Com base numa análise tão lúcida e realista, era normal que Lénine extraísse conclusões importantes para o desenvolvimento ulterior da luta contra o imperialismo.
Entre essas conclusões, estas parecem-nos extremamente ricas em consequências:
- A acumulação desenfreada do capital financeiro e a vitória dos monopólios como fase última da apropriação privada dos meios de produção—com o agravamento da contradição entre essa apropriação e o carácter social do trabalho produtivo—criaram as condições propícias à revolução, que progressivamente acabará com o regime capitalista, actualmente representado pelo imperialismo.
- É possível, necessário e urgente fazer a revolução, se não em vários países, pelo menos num, principalmente no momento em que a agressividade característica do imperialismo se manifesta numa guerra entre os países capitalistas para uma nova partilha do mundo (Primeira Guerra Mundial).
- A criação de um Estado socialista desferirá um golpe decisivo no imperialismo e abrirá novas perspectivas ao desenvolvimento do movimento operário internacional e do movimento de libertação nacional.
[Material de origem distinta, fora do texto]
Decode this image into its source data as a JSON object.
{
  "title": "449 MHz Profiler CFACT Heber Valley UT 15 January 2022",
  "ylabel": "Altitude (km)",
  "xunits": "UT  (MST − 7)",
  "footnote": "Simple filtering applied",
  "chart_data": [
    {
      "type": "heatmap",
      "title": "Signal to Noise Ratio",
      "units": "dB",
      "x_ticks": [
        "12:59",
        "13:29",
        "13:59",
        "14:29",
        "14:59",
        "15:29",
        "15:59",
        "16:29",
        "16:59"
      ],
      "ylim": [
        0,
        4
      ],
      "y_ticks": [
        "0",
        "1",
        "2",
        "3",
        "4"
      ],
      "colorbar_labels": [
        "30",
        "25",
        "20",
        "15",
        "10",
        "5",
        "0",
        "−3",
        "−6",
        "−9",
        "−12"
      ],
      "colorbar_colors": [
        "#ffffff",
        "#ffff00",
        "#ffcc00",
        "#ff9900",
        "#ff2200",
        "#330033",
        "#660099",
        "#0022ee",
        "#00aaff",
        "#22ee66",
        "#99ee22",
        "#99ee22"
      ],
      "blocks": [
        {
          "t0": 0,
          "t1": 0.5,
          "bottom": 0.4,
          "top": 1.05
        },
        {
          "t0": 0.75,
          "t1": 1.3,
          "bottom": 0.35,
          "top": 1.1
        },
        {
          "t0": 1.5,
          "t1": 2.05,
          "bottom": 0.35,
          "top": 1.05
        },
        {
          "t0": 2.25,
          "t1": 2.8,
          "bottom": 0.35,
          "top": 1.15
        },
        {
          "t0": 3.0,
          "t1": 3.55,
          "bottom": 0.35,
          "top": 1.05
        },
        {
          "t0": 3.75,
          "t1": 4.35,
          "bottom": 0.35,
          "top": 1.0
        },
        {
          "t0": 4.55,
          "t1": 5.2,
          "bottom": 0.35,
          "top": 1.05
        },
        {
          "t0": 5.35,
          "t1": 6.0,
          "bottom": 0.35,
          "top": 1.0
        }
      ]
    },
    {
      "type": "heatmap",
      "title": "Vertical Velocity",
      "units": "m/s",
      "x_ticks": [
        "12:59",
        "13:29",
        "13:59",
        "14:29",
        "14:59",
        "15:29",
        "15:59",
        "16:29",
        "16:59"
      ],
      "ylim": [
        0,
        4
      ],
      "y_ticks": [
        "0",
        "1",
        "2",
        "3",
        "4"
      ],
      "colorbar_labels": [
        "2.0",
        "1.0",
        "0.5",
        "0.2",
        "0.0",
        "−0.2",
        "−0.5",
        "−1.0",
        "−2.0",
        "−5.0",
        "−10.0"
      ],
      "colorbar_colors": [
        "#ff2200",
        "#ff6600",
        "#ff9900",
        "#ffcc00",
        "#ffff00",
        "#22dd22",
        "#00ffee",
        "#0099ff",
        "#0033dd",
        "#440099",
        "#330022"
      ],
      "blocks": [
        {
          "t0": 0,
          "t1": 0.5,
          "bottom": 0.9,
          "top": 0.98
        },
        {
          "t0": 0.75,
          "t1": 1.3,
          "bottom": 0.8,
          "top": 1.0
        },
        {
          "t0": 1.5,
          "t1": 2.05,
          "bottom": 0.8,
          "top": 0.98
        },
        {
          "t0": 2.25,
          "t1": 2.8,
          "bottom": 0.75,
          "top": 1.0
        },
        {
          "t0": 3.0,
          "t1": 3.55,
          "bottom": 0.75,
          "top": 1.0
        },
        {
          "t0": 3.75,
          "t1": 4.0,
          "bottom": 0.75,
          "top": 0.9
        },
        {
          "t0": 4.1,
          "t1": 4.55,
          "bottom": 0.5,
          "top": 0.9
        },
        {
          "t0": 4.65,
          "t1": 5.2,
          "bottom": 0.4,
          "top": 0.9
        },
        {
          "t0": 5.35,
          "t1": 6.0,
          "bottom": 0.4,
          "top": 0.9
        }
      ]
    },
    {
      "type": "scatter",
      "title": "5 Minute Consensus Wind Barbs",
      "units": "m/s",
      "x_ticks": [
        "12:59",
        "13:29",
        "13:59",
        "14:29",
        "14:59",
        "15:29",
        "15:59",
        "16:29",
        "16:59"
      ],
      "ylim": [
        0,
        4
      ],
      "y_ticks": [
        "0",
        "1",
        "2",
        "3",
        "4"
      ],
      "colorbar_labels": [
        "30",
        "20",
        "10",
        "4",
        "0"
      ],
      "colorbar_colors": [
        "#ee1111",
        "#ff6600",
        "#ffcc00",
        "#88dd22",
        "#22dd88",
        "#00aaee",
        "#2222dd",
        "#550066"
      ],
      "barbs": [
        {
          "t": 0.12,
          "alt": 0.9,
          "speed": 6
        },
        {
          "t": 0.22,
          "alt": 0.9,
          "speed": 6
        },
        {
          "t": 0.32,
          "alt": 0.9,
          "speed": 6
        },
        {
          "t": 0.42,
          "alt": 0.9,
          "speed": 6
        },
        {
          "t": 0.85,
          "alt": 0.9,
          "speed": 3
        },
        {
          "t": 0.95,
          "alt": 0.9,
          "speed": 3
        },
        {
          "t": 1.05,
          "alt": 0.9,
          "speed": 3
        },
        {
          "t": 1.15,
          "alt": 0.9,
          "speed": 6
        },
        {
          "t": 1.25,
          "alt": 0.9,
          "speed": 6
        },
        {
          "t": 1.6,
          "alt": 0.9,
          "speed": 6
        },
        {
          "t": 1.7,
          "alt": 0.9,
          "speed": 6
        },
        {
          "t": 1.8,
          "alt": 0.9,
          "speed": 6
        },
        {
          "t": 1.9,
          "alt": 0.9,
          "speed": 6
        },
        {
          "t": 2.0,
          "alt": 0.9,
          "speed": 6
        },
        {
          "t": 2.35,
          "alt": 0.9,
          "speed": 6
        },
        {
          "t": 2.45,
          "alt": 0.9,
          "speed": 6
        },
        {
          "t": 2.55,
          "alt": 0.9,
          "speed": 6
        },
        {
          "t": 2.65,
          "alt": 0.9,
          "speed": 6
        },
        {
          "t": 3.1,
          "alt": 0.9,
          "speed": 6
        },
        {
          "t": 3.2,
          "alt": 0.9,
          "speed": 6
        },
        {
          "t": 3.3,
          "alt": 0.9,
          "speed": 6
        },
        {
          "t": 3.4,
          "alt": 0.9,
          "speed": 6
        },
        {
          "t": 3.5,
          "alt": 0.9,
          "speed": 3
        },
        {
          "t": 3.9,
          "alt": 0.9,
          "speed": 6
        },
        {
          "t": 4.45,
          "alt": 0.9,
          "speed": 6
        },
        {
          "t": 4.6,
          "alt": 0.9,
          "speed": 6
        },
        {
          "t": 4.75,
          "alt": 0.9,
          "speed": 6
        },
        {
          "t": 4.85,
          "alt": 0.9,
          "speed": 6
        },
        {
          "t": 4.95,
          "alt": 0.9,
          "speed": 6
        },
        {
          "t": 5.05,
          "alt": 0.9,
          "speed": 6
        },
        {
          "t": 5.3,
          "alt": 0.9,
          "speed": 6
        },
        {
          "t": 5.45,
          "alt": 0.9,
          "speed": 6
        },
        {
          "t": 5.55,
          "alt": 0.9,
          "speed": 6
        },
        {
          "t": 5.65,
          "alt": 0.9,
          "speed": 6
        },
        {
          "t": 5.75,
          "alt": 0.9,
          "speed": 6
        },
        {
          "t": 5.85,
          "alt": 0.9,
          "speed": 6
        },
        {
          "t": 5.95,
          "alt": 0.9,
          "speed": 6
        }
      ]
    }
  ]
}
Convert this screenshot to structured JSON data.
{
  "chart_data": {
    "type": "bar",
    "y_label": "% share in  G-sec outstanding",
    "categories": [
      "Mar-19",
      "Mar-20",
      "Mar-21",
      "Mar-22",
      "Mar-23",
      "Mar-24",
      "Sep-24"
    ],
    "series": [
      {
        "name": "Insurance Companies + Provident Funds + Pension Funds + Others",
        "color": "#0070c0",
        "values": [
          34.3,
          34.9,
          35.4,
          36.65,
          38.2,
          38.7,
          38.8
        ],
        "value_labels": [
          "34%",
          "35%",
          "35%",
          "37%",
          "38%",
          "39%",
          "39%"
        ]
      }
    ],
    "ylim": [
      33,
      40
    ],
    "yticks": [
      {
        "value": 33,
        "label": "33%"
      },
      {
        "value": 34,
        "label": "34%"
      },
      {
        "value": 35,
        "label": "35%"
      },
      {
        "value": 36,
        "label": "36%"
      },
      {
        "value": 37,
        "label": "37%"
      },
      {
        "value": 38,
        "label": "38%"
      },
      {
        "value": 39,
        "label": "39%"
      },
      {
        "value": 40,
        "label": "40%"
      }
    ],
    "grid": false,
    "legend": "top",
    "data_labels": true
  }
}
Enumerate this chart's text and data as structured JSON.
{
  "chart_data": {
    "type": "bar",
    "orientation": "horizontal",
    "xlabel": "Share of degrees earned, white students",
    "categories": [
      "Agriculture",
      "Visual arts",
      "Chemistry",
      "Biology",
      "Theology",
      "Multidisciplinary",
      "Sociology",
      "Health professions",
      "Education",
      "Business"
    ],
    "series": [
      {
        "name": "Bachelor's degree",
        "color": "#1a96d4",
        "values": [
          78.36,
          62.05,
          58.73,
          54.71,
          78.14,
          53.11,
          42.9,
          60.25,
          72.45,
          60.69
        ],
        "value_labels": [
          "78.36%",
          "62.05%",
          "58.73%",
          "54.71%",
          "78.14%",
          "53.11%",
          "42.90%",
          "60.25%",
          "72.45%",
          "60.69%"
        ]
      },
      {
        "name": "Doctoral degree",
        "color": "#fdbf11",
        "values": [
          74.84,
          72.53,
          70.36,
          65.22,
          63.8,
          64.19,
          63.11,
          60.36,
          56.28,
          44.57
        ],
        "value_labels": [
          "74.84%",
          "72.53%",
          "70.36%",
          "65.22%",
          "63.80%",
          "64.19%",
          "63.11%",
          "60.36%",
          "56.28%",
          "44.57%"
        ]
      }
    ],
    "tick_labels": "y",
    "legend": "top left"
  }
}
- É possível uma nova confrontação armada entre os Estados imperialistas-capitalistas, pois a hipótese do ultra-imperialismo ou superimperialismo, que resolveria as contradições entre os Estados imperialistas «é tão utópica como a da ultra-agricultura». Essa confrontação enfraquecerá inevitavelmente o imperialismo (Segunda Guerra Mundial). Criar-se-ão assim condições mais favoráveis para o desenvolvimento das forças cujo destino histórico é destruir o imperialismo: instalação do poder socialista em novos países, reforço do movimento operário internacional e do movimento de libertação nacional.
- Os povos oprimidos da África, da Ásia e da América Latina são necessariamente chamados a desempenhar um papel decisivo na luta pela liquidação do sistema imperialista mundial, de que são as principais vítimas.
Estas conclusões de Lénine, explícita ou implicitamente contidas na sua obra consagrada ao imperialismo e confirmadas pelos actos da história contemporânea, são mais uma notável contribuição para o pensamento e para a acção do movimento de libertação.
Sendo marxista ou não, leninista ou não, é difícil a alguém não reconhecer a validade, mesmo o carácter genial da análise e das conclusões de Lénine, que se revelam de um alcance histórico imenso, iluminando com uma claridade fecunda o caminho quantas vezes espinhoso e mesmo sombrio dos povos que se batem pela sua libertação total do domínio imperialista.